Activity limitations are defined in different ways. One common definition is whether a person is able to perform physical tasks (e.g., walking up 10 steps, standing for 2 hours, carrying a ten pound object), or engage in social activities and recreation (e.g., going shopping, visiting friends, sewing, reading) without the assistance of another person or using special equipment.1 In 2008–2010, 33.6 percent of adults reported being limited in their ability to perform one or more of these common activities (data not shown in graph images or in data tables on this site). Women were more likely than men to report being limited in their activities (37.5 versus 29.3 percent, respectively).

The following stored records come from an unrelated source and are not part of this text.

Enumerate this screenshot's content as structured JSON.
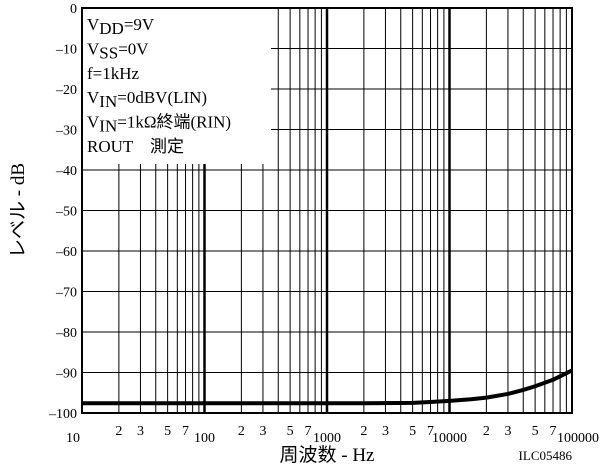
{
  "chart_data": {
    "type": "line",
    "title": "",
    "xlabel": "周波数 - Hz",
    "ylabel": "レベル - dB",
    "x_scale": "log",
    "xlim": [
      10,
      100000
    ],
    "ylim": [
      -100,
      0
    ],
    "grid": true,
    "y_ticks": [
      {
        "value": 0,
        "label": "0"
      },
      {
        "value": -10,
        "label": "–10"
      },
      {
        "value": -20,
        "label": "–20"
      },
      {
        "value": -30,
        "label": "–30"
      },
      {
        "value": -40,
        "label": "–40"
      },
      {
        "value": -50,
        "label": "–50"
      },
      {
        "value": -60,
        "label": "–60"
      },
      {
        "value": -70,
        "label": "–70"
      },
      {
        "value": -80,
        "label": "–80"
      },
      {
        "value": -90,
        "label": "–90"
      },
      {
        "value": -100,
        "label": "–100"
      }
    ],
    "x_decade_ticks": [
      {
        "value": 10,
        "label": "10"
      },
      {
        "value": 100,
        "label": "100"
      },
      {
        "value": 1000,
        "label": "1000"
      },
      {
        "value": 10000,
        "label": "10000"
      },
      {
        "value": 100000,
        "label": "100000"
      }
    ],
    "x_minor_labels": [
      "2",
      "3",
      "5",
      "7"
    ],
    "series": [
      {
        "x": [
          10,
          20,
          50,
          100,
          200,
          500,
          1000,
          2000,
          5000,
          7000,
          10000,
          15000,
          20000,
          30000,
          40000,
          50000,
          70000,
          100000
        ],
        "y": [
          -97.6,
          -97.6,
          -97.6,
          -97.6,
          -97.6,
          -97.6,
          -97.6,
          -97.6,
          -97.5,
          -97.3,
          -97.0,
          -96.6,
          -96.2,
          -95.3,
          -94.3,
          -93.4,
          -91.8,
          -89.5
        ]
      }
    ],
    "annotations": [
      {
        "parts": [
          {
            "t": "V"
          },
          {
            "t": "DD",
            "sub": true
          },
          {
            "t": "=9V"
          }
        ]
      },
      {
        "parts": [
          {
            "t": "V"
          },
          {
            "t": "SS",
            "sub": true
          },
          {
            "t": "=0V"
          }
        ]
      },
      {
        "parts": [
          {
            "t": "f=1kHz"
          }
        ]
      },
      {
        "parts": [
          {
            "t": "V"
          },
          {
            "t": "IN",
            "sub": true
          },
          {
            "t": "=0dBV(LIN)"
          }
        ]
      },
      {
        "parts": [
          {
            "t": "V"
          },
          {
            "t": "IN",
            "sub": true
          },
          {
            "t": "=1kΩ終端(RIN)"
          }
        ]
      },
      {
        "parts": [
          {
            "t": "ROUT　測定"
          }
        ]
      }
    ],
    "figure_id": "ILC05486"
  }
}
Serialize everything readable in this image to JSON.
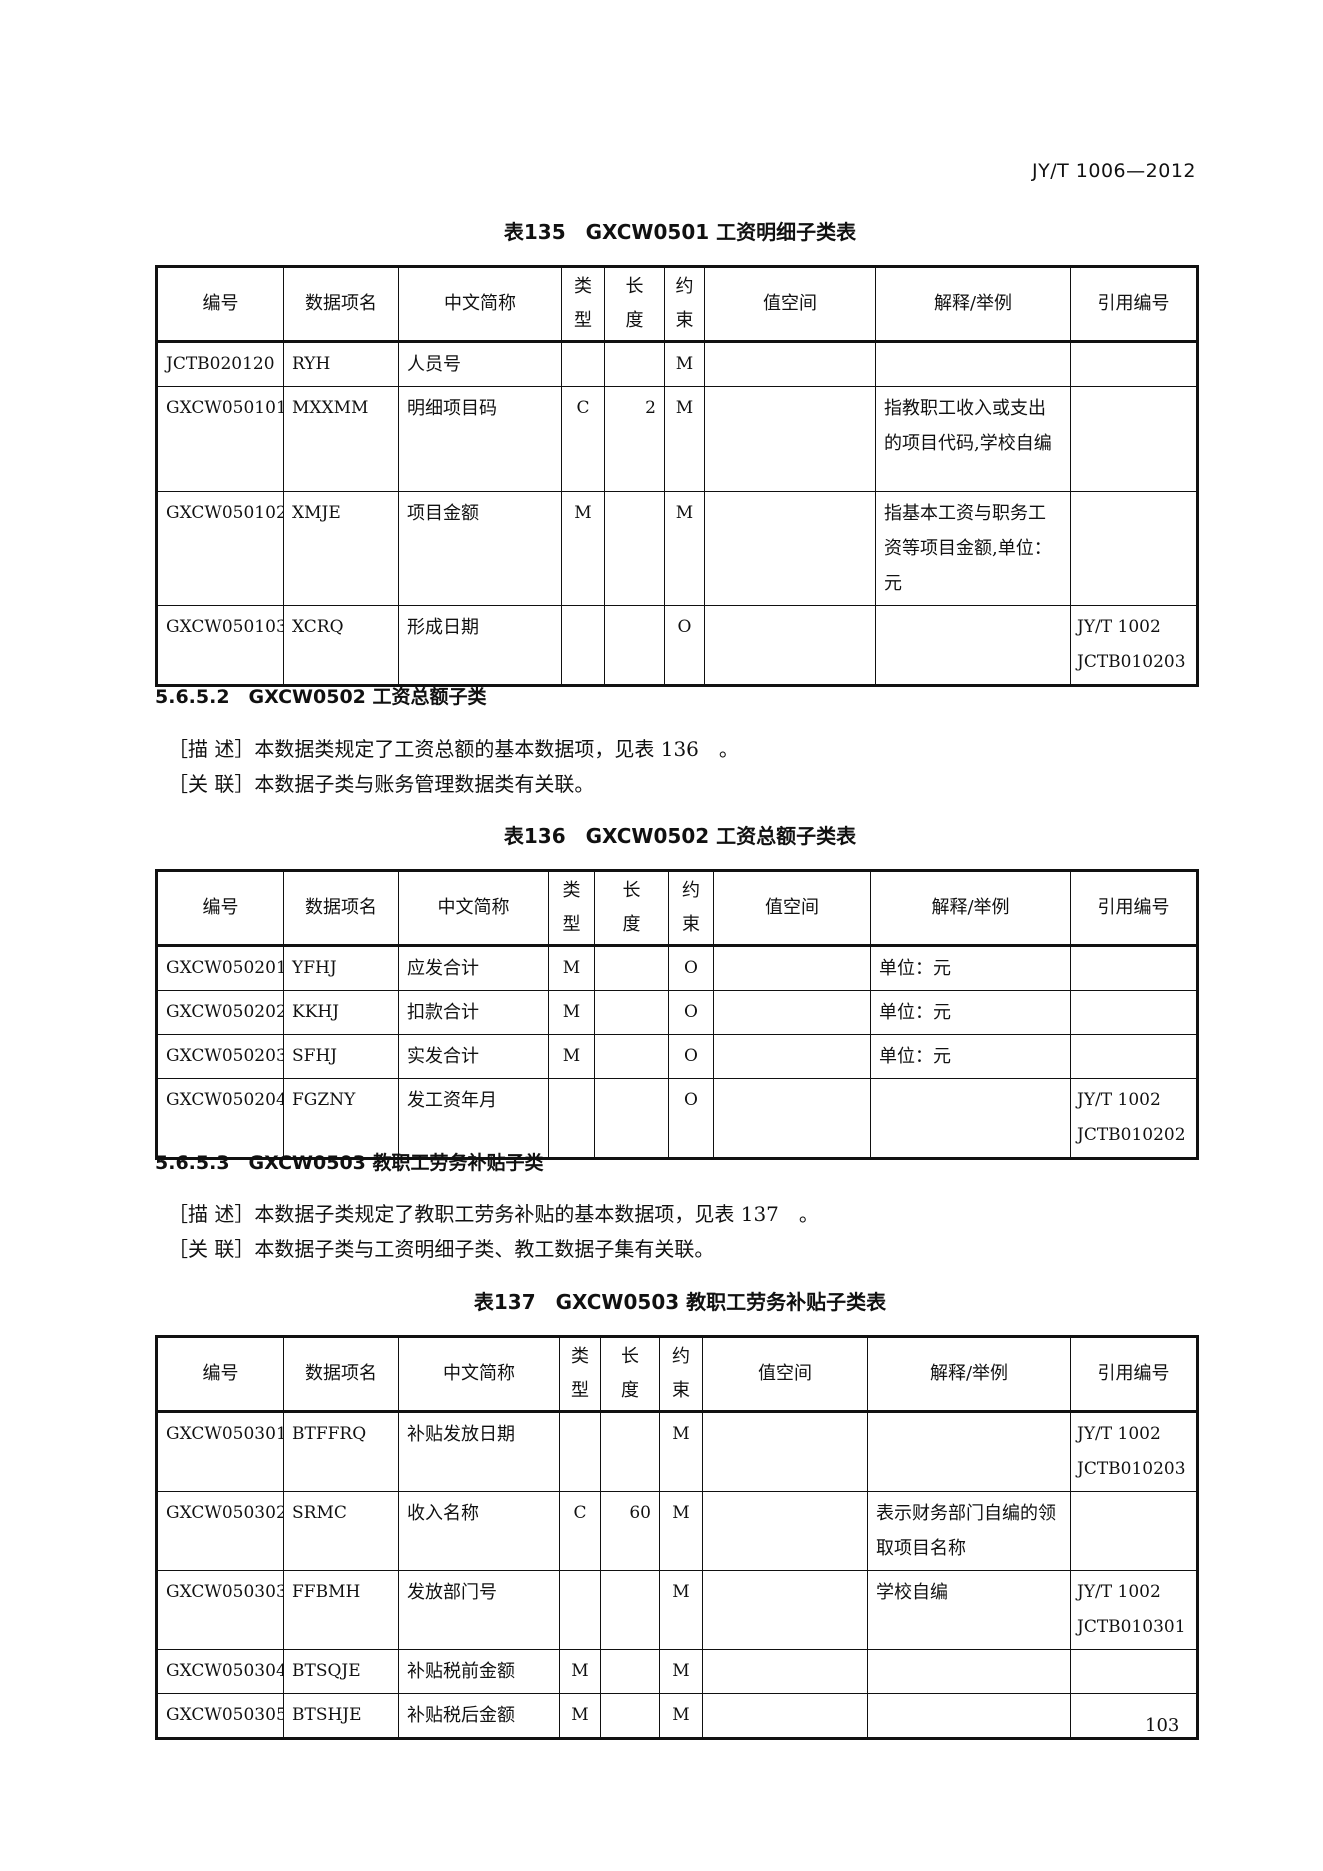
{
  "header": "JY/T 1006—2012",
  "headers": [
    "编号",
    "数据项名",
    "中文简称",
    "类\n型",
    "长\n度",
    "约\n束",
    "值空间",
    "解释/举例",
    "引用编号"
  ],
  "tables": [
    {
      "title": "表135　GXCW0501 工资明细子类表",
      "rows": [
        [
          "JCTB020120",
          "RYH",
          "人员号",
          "",
          "",
          "M",
          "",
          "",
          ""
        ],
        [
          "GXCW050101",
          "MXXMM",
          "明细项目码",
          "C",
          "2",
          "M",
          "",
          "指教职工收入或支出的项目代码,学校自编",
          ""
        ],
        [
          "GXCW050102",
          "XMJE",
          "项目金额",
          "M",
          "",
          "M",
          "",
          "指基本工资与职务工资等项目金额,单位：元",
          ""
        ],
        [
          "GXCW050103",
          "XCRQ",
          "形成日期",
          "",
          "",
          "O",
          "",
          "",
          "JY/T 1002 JCTB010203"
        ]
      ]
    },
    {
      "title": "表136　GXCW0502 工资总额子类表",
      "rows": [
        [
          "GXCW050201",
          "YFHJ",
          "应发合计",
          "M",
          "",
          "O",
          "",
          "单位：元",
          ""
        ],
        [
          "GXCW050202",
          "KKHJ",
          "扣款合计",
          "M",
          "",
          "O",
          "",
          "单位：元",
          ""
        ],
        [
          "GXCW050203",
          "SFHJ",
          "实发合计",
          "M",
          "",
          "O",
          "",
          "单位：元",
          ""
        ],
        [
          "GXCW050204",
          "FGZNY",
          "发工资年月",
          "",
          "",
          "O",
          "",
          "",
          "JY/T 1002 JCTB010202"
        ]
      ]
    },
    {
      "title": "表137　GXCW0503 教职工劳务补贴子类表",
      "rows": [
        [
          "GXCW050301",
          "BTFFRQ",
          "补贴发放日期",
          "",
          "",
          "M",
          "",
          "",
          "JY/T 1002 JCTB010203"
        ],
        [
          "GXCW050302",
          "SRMC",
          "收入名称",
          "C",
          "60",
          "M",
          "",
          "表示财务部门自编的领取项目名称",
          ""
        ],
        [
          "GXCW050303",
          "FFBMH",
          "发放部门号",
          "",
          "",
          "M",
          "",
          "学校自编",
          "JY/T 1002 JCTB010301"
        ],
        [
          "GXCW050304",
          "BTSQJE",
          "补贴税前金额",
          "M",
          "",
          "M",
          "",
          "",
          ""
        ],
        [
          "GXCW050305",
          "BTSHJE",
          "补贴税后金额",
          "M",
          "",
          "M",
          "",
          "",
          ""
        ]
      ]
    }
  ],
  "sections": [
    {
      "heading": "5.6.5.2　GXCW0502 工资总额子类",
      "desc": "［描 述］本数据类规定了工资总额的基本数据项，见表 136　。",
      "rel": "［关 联］本数据子类与账务管理数据类有关联。"
    },
    {
      "heading": "5.6.5.3　GXCW0503 教职工劳务补贴子类",
      "desc": "［描 述］本数据子类规定了教职工劳务补贴的基本数据项，见表 137　。",
      "rel": "［关 联］本数据子类与工资明细子类、教工数据子集有关联。"
    }
  ],
  "page_number": "103"
}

The percentage of adults reporting activity limitations increased with age for both women and men. Among women, for example, only 19.1 percent of women aged 18–34 years reported activity limitations, compared to 27.7 percent of women aged 35–44 years, 45.8 percent of women aged 45–64 years, and 69.1 percent of women aged 65 years and older.

The prevalence of activity limitations also varied with poverty level and educational attainment. For example, over half (50.2 percent) of women living in households with incomes less than 100 percent of poverty reported activity limitations compared to 29.8 percent of women living in households with incomes of 400 percent or more of poverty. Similarly, 47.1 percent of women with less than a high school education reported activity limitations compared to 28.5 percent of women with a college degree or higher (data not shown in graph images or in data tables on this site).

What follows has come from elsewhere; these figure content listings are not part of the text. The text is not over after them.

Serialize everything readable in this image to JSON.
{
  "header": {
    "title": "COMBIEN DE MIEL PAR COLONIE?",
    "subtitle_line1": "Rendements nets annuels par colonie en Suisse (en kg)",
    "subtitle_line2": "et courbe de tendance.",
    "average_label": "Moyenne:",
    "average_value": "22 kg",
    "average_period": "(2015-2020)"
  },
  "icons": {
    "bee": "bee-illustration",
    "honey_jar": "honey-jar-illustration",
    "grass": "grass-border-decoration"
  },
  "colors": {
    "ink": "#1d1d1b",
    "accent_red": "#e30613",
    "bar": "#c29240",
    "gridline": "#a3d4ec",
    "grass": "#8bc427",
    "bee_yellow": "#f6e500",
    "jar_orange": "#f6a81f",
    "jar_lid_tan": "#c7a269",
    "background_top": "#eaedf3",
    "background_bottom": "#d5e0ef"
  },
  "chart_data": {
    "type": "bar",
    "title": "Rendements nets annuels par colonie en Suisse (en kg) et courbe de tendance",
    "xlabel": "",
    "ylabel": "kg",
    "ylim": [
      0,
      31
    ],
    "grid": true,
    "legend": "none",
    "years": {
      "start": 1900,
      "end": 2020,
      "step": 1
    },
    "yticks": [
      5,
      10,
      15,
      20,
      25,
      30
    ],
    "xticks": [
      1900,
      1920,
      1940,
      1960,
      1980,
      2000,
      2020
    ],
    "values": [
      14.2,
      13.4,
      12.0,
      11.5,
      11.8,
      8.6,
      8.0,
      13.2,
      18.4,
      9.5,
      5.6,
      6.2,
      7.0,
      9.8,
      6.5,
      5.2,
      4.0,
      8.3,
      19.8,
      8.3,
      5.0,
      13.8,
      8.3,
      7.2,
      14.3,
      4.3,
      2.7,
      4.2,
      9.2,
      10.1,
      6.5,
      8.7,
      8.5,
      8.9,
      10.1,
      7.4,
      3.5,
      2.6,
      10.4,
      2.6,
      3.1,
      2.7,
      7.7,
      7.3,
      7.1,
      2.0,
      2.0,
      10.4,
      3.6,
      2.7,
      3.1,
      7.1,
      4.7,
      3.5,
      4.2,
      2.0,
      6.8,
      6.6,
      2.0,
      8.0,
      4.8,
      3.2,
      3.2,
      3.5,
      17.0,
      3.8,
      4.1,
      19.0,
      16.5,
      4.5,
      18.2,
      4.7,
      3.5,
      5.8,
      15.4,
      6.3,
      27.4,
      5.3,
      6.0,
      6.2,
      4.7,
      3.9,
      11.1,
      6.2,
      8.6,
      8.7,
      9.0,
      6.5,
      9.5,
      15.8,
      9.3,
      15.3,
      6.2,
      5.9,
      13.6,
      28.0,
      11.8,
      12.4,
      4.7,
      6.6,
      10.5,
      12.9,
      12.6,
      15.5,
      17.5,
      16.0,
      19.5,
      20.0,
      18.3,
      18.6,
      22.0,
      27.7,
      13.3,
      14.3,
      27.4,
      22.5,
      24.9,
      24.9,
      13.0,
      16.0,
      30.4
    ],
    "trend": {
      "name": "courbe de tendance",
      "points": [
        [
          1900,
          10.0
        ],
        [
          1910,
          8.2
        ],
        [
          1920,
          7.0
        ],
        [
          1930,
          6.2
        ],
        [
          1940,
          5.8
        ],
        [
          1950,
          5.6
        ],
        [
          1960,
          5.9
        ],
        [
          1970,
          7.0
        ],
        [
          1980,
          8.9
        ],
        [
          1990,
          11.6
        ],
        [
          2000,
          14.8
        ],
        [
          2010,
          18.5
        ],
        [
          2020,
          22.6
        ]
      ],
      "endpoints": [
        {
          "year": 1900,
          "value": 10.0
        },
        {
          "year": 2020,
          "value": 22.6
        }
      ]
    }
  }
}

In 2008–2010, the most commonly reported conditions among women with activity limitations were back or neck problems and arthritis (28.0 and 27.7 percent, respectively), followed by depression, anxiety, or emotional problems (11.1 percent), bone or joint injuries (9.7 percent), and weight problems (8.0 percent). Vision and hearing problems were reported to cause limitations in 2.6 and 0.9 percent of women with activity limitations, respectively.

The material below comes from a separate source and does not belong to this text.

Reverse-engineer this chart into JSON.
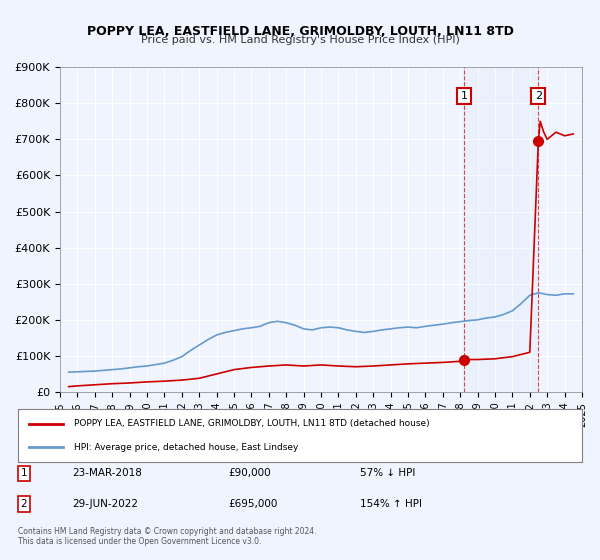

1 Centers for Disease Control and Prevention, National Center for Health Statistics. 2009 National Health Interview Survey (NHIS) Questionnaire: Adult Health Status and Limitations.

Graphs

Data

Adults Aged 18 and Older with Activity Limitations,* by Age and Sex, 2008–2010
Age Group Percent of Adults
Female Male
*Activity limitations are defined as having difficulty performing certain physical, social, or recreational activities without the assistance of another person or using special equipment.
**Total estimates are age-adjusted. Source: Centers for Disease Control and Prevention, National Center for Health Statistics, National Health Interview Survey with multiply imputed poverty data, 2008-2010. Analysis conducted by the Maternal and Child Health Bureau.
Total** 37.5 29.3
18-34 Years 19.1 13.7
35-44 Years 27.7 20.7
45-64 Years 45.8 36.1
65 Years and Older 69.1 56.9

Women Aged 18 and Older with Activity Limitations,* by Selected Conditions, 2008-2010

Percent of Women with Activity Limitations:

  • Back or Neck Problem: 28.0
  • Arthritis/Rheumatism: 27.7
  • Depression, Anxiety, or Emotional Problem: 11.1
  • Bone or Joint Injury: 9.7
  • Weight Problem: 8.0
  • Lung or Breathing Problem: 6.0
  • Hypertension: 3.3
  • Diabetes: 3.3
  • Vision Problem: 2.6
  • Hearing Problem: 0.9

*Activity limitations are defined as having difficulty performing certain physical, social, or recreational activities without the assistance of another person or using special equipment; estimates are age-adjusted.

Source: Centers for Disease Control and Prevention, National Center for Health Statistics, National Health Interview Survey with multiply imputed poverty data, 2008-2010. Analysis conducted by the Maternal and Child Health Bureau.